September 9th, 2012A Little Bit More About Evilby Dena Hunt
Recent Convert (R.C.), Abigail, and I had a brief discussion about this topic a few days ago on another post. This is an addendum. Surmising evil to be without reason (without justification), and therefore chaos and disorder—the absence of God, I speculated that it might be what hell is like. In the same way that darkness is what it is only because of the absence of light. Two things happened after that—rather, two phrases I heard that became “neon.”
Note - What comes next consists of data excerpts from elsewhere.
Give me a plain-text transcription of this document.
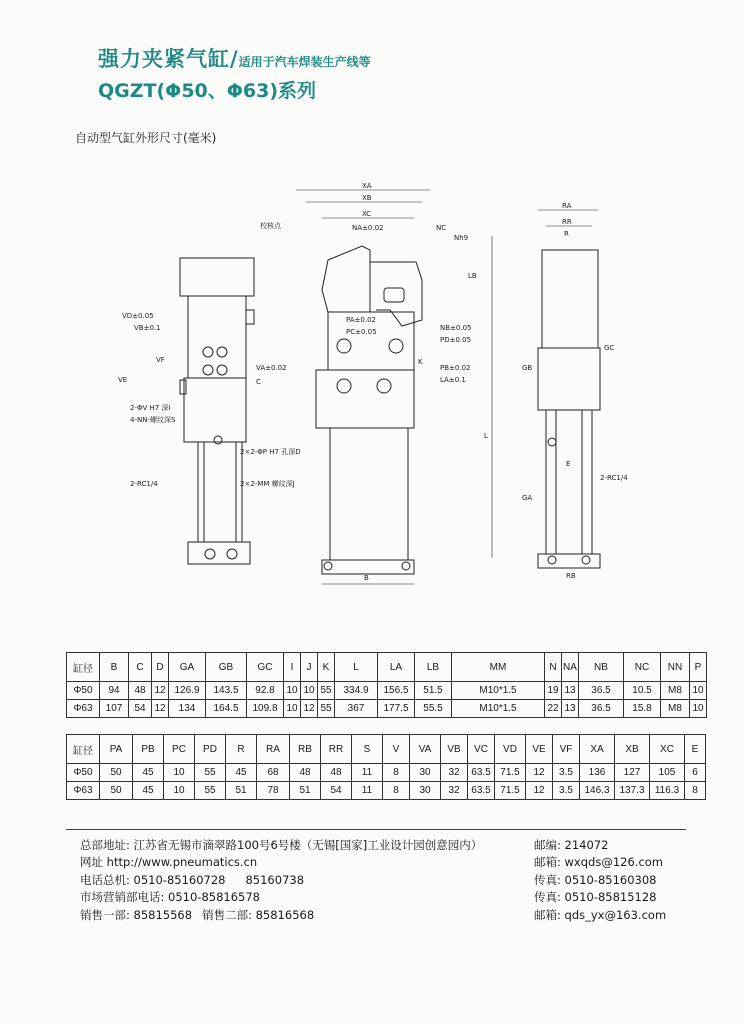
强力夹紧气缸/适用于汽车焊装生产线等
QGZT(Φ50、Φ63)系列
自动型气缸外形尺寸(毫米)
XA
XB
XC
校核点	NA±0.02	NC
Nh9
LB
PA±0.02
PC±0.05	NB±0.05
PD±0.05
PB±0.02
LA±0.1
K
L
B
VD±0.05
VB±0.1
VF
VE
VA±0.02
C
2-ΦV H7 深I
4-NN-螺纹深S
2×2-ΦP H7 孔深D
2×2-MM 螺纹深J
2-RC1/4
2-RC1/4
RA
RR
R
GB
GC
GA
RB
E
缸径	B	C	D	GA	GB	GC	I	J	K	L	LA	LB	MM	N	NA	NB	NC	NN	P
Φ50	94	48	12	126.9	143.5	92.8	10	10	55	334.9	156.5	51.5	M10*1.5	19	13	36.5	10.5	M8	10
Φ63	107	54	12	134	164.5	109.8	10	12	55	367	177.5	55.5	M10*1.5	22	13	36.5	15.8	M8	10
缸径	PA	PB	PC	PD	R	RA	RB	RR	S	V	VA	VB	VC	VD	VE	VF	XA	XB	XC	E
Φ50	50	45	10	55	45	68	48	48	11	8	30	32	63.5	71.5	12	3.5	136	127	105	6
Φ63	50	45	10	55	51	78	51	54	11	8	30	32	63.5	71.5	12	3.5	146.3	137.3	116.3	8
总部地址: 江苏省无锡市滴翠路100号6号楼（无锡[国家]工业设计园创意园内）
网址 http://www.pneumatics.cn
电话总机: 0510-85160728 85160738
市场营销部电话: 0510-85816578
销售一部: 85815568 销售二部: 85816568
邮编: 214072
邮箱: wxqds@126.com
传真: 0510-85160308
传真: 0510-85815128
邮箱: qds_yx@163.com
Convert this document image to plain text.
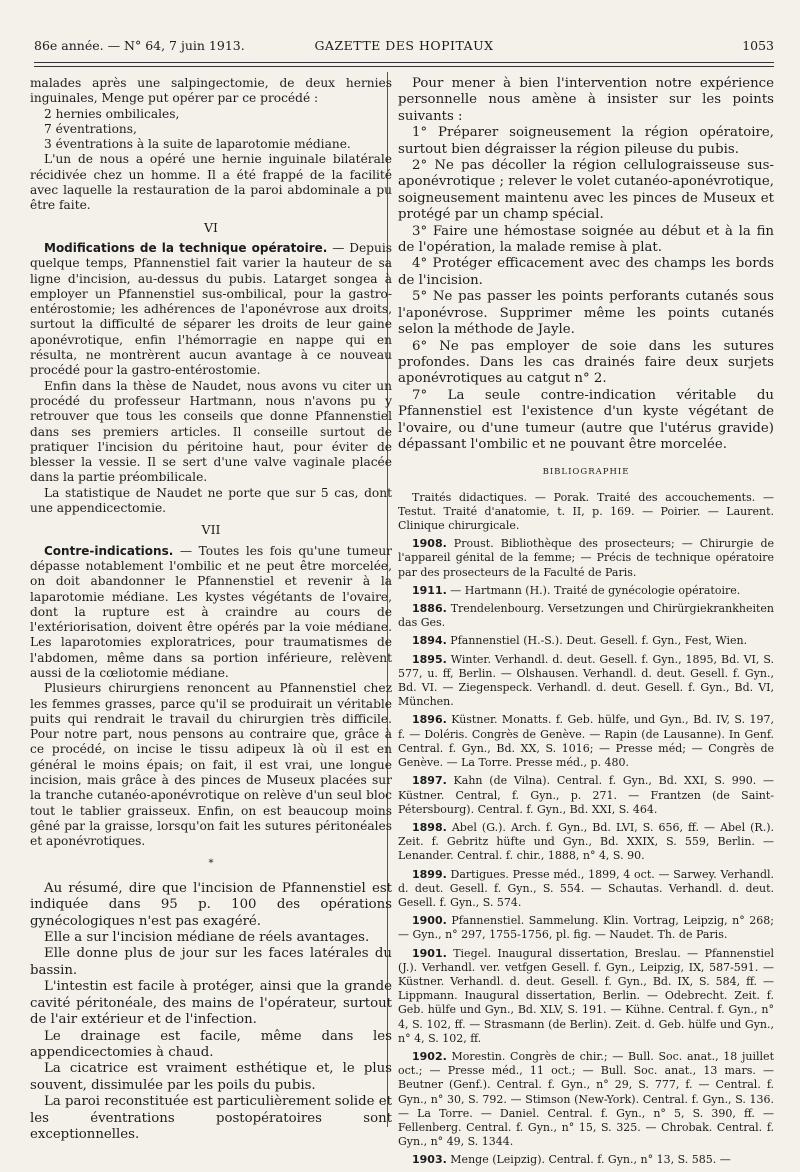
86e année. — N° 64, 7 juin 1913.	GAZETTE DES HOPITAUX	1053

malades après une salpingectomie, de deux hernies inguinales, Menge put opérer par ce procédé :

2 hernies ombilicales,

7 éventrations,

3 éventrations à la suite de laparotomie médiane.

L'un de nous a opéré une hernie inguinale bilatérale récidivée chez un homme. Il a été frappé de la facilité avec laquelle la restauration de la paroi abdominale a pu être faite.

VI

Modifications de la technique opératoire. — Depuis quelque temps, Pfannenstiel fait varier la hauteur de sa ligne d'incision, au-dessus du pubis. Latarget songea à employer un Pfannenstiel sus-ombilical, pour la gastro-entérostomie; les adhérences de l'aponévrose aux droits, surtout la difficulté de séparer les droits de leur gaine aponévrotique, enfin l'hémorragie en nappe qui en résulta, ne montrèrent aucun avantage à ce nouveau procédé pour la gastro-entérostomie.

Enfin dans la thèse de Naudet, nous avons vu citer un procédé du professeur Hartmann, nous n'avons pu y retrouver que tous les conseils que donne Pfannenstiel dans ses premiers articles. Il conseille surtout de pratiquer l'incision du péritoine haut, pour éviter de blesser la vessie. Il se sert d'une valve vaginale placée dans la partie préombilicale.

La statistique de Naudet ne porte que sur 5 cas, dont une appendicectomie.

VII

Contre-indications. — Toutes les fois qu'une tumeur dépasse notablement l'ombilic et ne peut être morcelée, on doit abandonner le Pfannenstiel et revenir à la laparotomie médiane. Les kystes végétants de l'ovaire, dont la rupture est à craindre au cours de l'extériorisation, doivent être opérés par la voie médiane. Les laparotomies exploratrices, pour traumatismes de l'abdomen, même dans sa portion inférieure, relèvent aussi de la cœliotomie médiane.

Plusieurs chirurgiens renoncent au Pfannenstiel chez les femmes grasses, parce qu'il se produirait un véritable puits qui rendrait le travail du chirurgien très difficile. Pour notre part, nous pensons au contraire que, grâce à ce procédé, on incise le tissu adipeux là où il est en général le moins épais; on fait, il est vrai, une longue incision, mais grâce à des pinces de Museux placées sur la tranche cutanéo-aponévrotique on relève d'un seul bloc tout le tablier graisseux. Enfin, on est beaucoup moins gêné par la graisse, lorsqu'on fait les sutures péritonéales et aponévrotiques.

*

Au résumé, dire que l'incision de Pfannenstiel est indiquée dans 95 p. 100 des opérations gynécologiques n'est pas exagéré.

Elle a sur l'incision médiane de réels avantages.

Elle donne plus de jour sur les faces latérales du bassin.

L'intestin est facile à protéger, ainsi que la grande cavité péritonéale, des mains de l'opérateur, surtout de l'air extérieur et de l'infection.

Le drainage est facile, même dans les appendicectomies à chaud.

La cicatrice est vraiment esthétique et, le plus souvent, dissimulée par les poils du pubis.

La paroi reconstituée est particulièrement solide et les éventrations postopératoires sont exceptionnelles.

Pour mener à bien l'intervention notre expérience personnelle nous amène à insister sur les points suivants :

1° Préparer soigneusement la région opératoire, surtout bien dégraisser la région pileuse du pubis.

2° Ne pas décoller la région cellulograisseuse sus-aponévrotique ; relever le volet cutanéo-aponévrotique, soigneusement maintenu avec les pinces de Museux et protégé par un champ spécial.

3° Faire une hémostase soignée au début et à la fin de l'opération, la malade remise à plat.

4° Protéger efficacement avec des champs les bords de l'incision.

5° Ne pas passer les points perforants cutanés sous l'aponévrose. Supprimer même les points cutanés selon la méthode de Jayle.

6° Ne pas employer de soie dans les sutures profondes. Dans les cas drainés faire deux surjets aponévrotiques au catgut n° 2.

7° La seule contre-indication véritable du Pfannenstiel est l'existence d'un kyste végétant de l'ovaire, ou d'une tumeur (autre que l'utérus gravide) dépassant l'ombilic et ne pouvant être morcelée.

BIBLIOGRAPHIE

Traités didactiques. — Porak. Traité des accouchements. — Testut. Traité d'anatomie, t. II, p. 169. — Poirier. — Laurent. Clinique chirurgicale.

1908. Proust. Bibliothèque des prosecteurs; — Chirurgie de l'appareil génital de la femme; — Précis de technique opératoire par des prosecteurs de la Faculté de Paris.

1911. — Hartmann (H.). Traité de gynécologie opératoire.

1886. Trendelenbourg. Versetzungen und Chirürgiekrankheiten das Ges.

1894. Pfannenstiel (H.-S.). Deut. Gesell. f. Gyn., Fest, Wien.

1895. Winter. Verhandl. d. deut. Gesell. f. Gyn., 1895, Bd. VI, S. 577, u. ff, Berlin. — Olshausen. Verhandl. d. deut. Gesell. f. Gyn., Bd. VI. — Ziegenspeck. Verhandl. d. deut. Gesell. f. Gyn., Bd. VI, München.

1896. Küstner. Monatts. f. Geb. hülfe, und Gyn., Bd. IV, S. 197, f. — Doléris. Congrès de Genève. — Rapin (de Lausanne). In Genf. Central. f. Gyn., Bd. XX, S. 1016; — Presse méd; — Congrès de Genève. — La Torre. Presse méd., p. 480.

1897. Kahn (de Vilna). Central. f. Gyn., Bd. XXI, S. 990. — Küstner. Central, f. Gyn., p. 271. — Frantzen (de Saint-Pétersbourg). Central. f. Gyn., Bd. XXI, S. 464.

1898. Abel (G.). Arch. f. Gyn., Bd. LVI, S. 656, ff. — Abel (R.). Zeit. f. Gebritz hüfte und Gyn., Bd. XXIX, S. 559, Berlin. — Lenander. Central. f. chir., 1888, n° 4, S. 90.

1899. Dartigues. Presse méd., 1899, 4 oct. — Sarwey. Verhandl. d. deut. Gesell. f. Gyn., S. 554. — Schautas. Verhandl. d. deut. Gesell. f. Gyn., S. 574.

1900. Pfannenstiel. Sammelung. Klin. Vortrag, Leipzig, n° 268; — Gyn., n° 297, 1755-1756, pl. fig. — Naudet. Th. de Paris.

1901. Tiegel. Inaugural dissertation, Breslau. — Pfannenstiel (J.). Verhandl. ver. vetfgen Gesell. f. Gyn., Leipzig, IX, 587-591. — Küstner. Verhandl. d. deut. Gesell. f. Gyn., Bd. IX, S. 584, ff. — Lippmann. Inaugural dissertation, Berlin. — Odebrecht. Zeit. f. Geb. hülfe und Gyn., Bd. XLV, S. 191. — Kühne. Central. f. Gyn., n° 4, S. 102, ff. — Strasmann (de Berlin). Zeit. d. Geb. hülfe und Gyn., n° 4, S. 102, ff.

1902. Morestin. Congrès de chir.; — Bull. Soc. anat., 18 juillet oct.; — Presse méd., 11 oct.; — Bull. Soc. anat., 13 mars. — Beutner (Genf.). Central. f. Gyn., n° 29, S. 777, f. — Central. f. Gyn., n° 30, S. 792. — Stimson (New-York). Central. f. Gyn., S. 136. — La Torre. — Daniel. Central. f. Gyn., n° 5, S. 390, ff. — Fellenberg. Central. f. Gyn., n° 15, S. 325. — Chrobak. Central. f. Gyn., n° 49, S. 1344.

1903. Menge (Leipzig). Central. f. Gyn., n° 13, S. 585. —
The first was during a homily—I don’t remember the context—in which the priest used the phrase, “abandoned by God.” I know there has been some argument about the words in our Creed: “He descended into hell.” Some people say that “hell” really only means “scheol” (sp?), the word for “the land of the dead” in Hebrew; they say “descended to the dead” instead. Others say no, it means hell as we understand hell. I don’t know who’s right. But when the priest said the phrase, I remembered the words Christ uttered from the Cross: “My God, my God, why have you abandoned me?” about which a lot of other argument goes on among theologians (How can God abandon God, etc.). But I think I remembered those words from the Cross because of the recent discussion of evil as the absence of God, of reason, of order. It made me more acutely aware of Christ’s suffering than I’ve ever been before: He bore our sins, our evil deeds, the evil within us all. Yes—I think he “descended into hell,” into the absence of God. And he asks WHY? He asks a reason—there is none—and that is hell, which he endured in our place. I don’t think I will ever recite the Creed again in quite the same way.
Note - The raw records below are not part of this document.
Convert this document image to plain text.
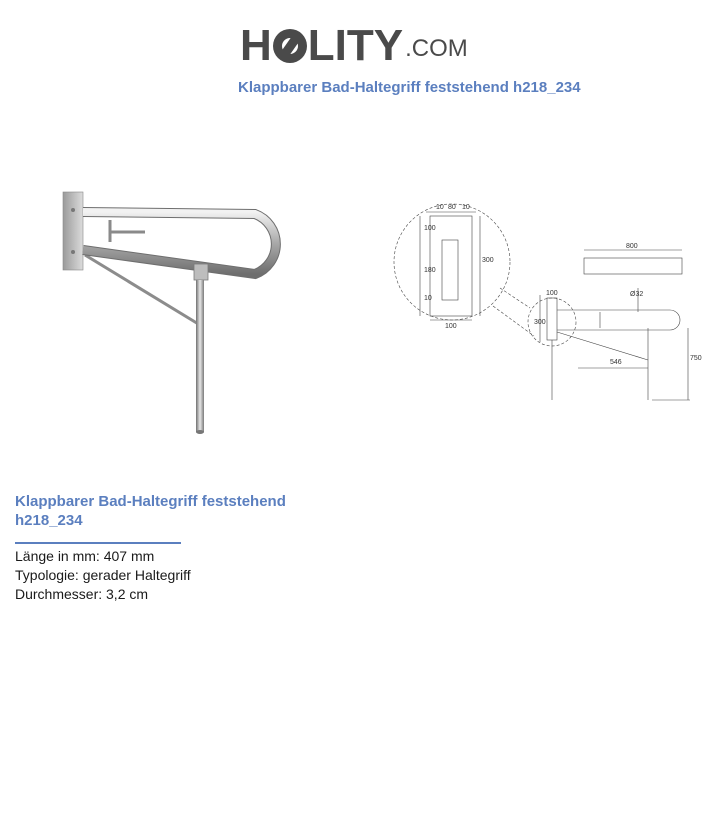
H LITY .COM
Klappbarer Bad-Haltegriff feststehend h218_234
10 80 10
100
180
300
10
100
100
300
800
Ø32
546
750
Klappbarer Bad-Haltegriff feststehend
h218_234
Länge in mm: 407 mm
Typologie: gerader Haltegriff
Durchmesser: 3,2 cm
The second thing that happened is less theological. On EWTN’s program, Apostolate for the Family, Cardinal Arinze made a reference to the sale of children for purposes of abuse. That horror was the impetus for my friend John’s demand for a reason for evil (which, as we’ve established, is oxymoronic, since evil is the absence of reason). Cardinal Arinze followed up with, “Christians must involve themselves in such injustices.” At first, I heaved a sigh. I’m no activist. I’ve tried—but it’s like a fish trying to fly. Yet we are all, as members of the Body of Christ, to “involve” ourselves—because as the Body of Christ, we are to bring God to the places where He is not. That’s our job. We can’t descend into hell as Christ did (and as the Christ-figure Frodo did), but knowing that darkness can’t occupy totally any place where even the tiniest light arrives, we should “go there.” I could, I realized, go there in the way my saintly Baptist mother did: via prayer. Once when she was visiting me in New Orleans, we passed a terrible accident. A man was being rushed into an ambulance on a gurney. My mother blurted out, “Lord! Please help that man!” I smiled at her and she said, somewhat defensively, “Well, I’m a prayer warrior. That’s what you do when you can’t fight evil any other way.” I never forgot that. And if we can’t be activists, we can, as Cardinal Arinze said, still “involve ourselves,” perhaps in some way other than John’s demand for a reason that evil exists. We aren’t supposed to justify it—so that we can “accept” it. What we wind up justifying then is our own non-involvement.
Anyway, that’s the two things that happened.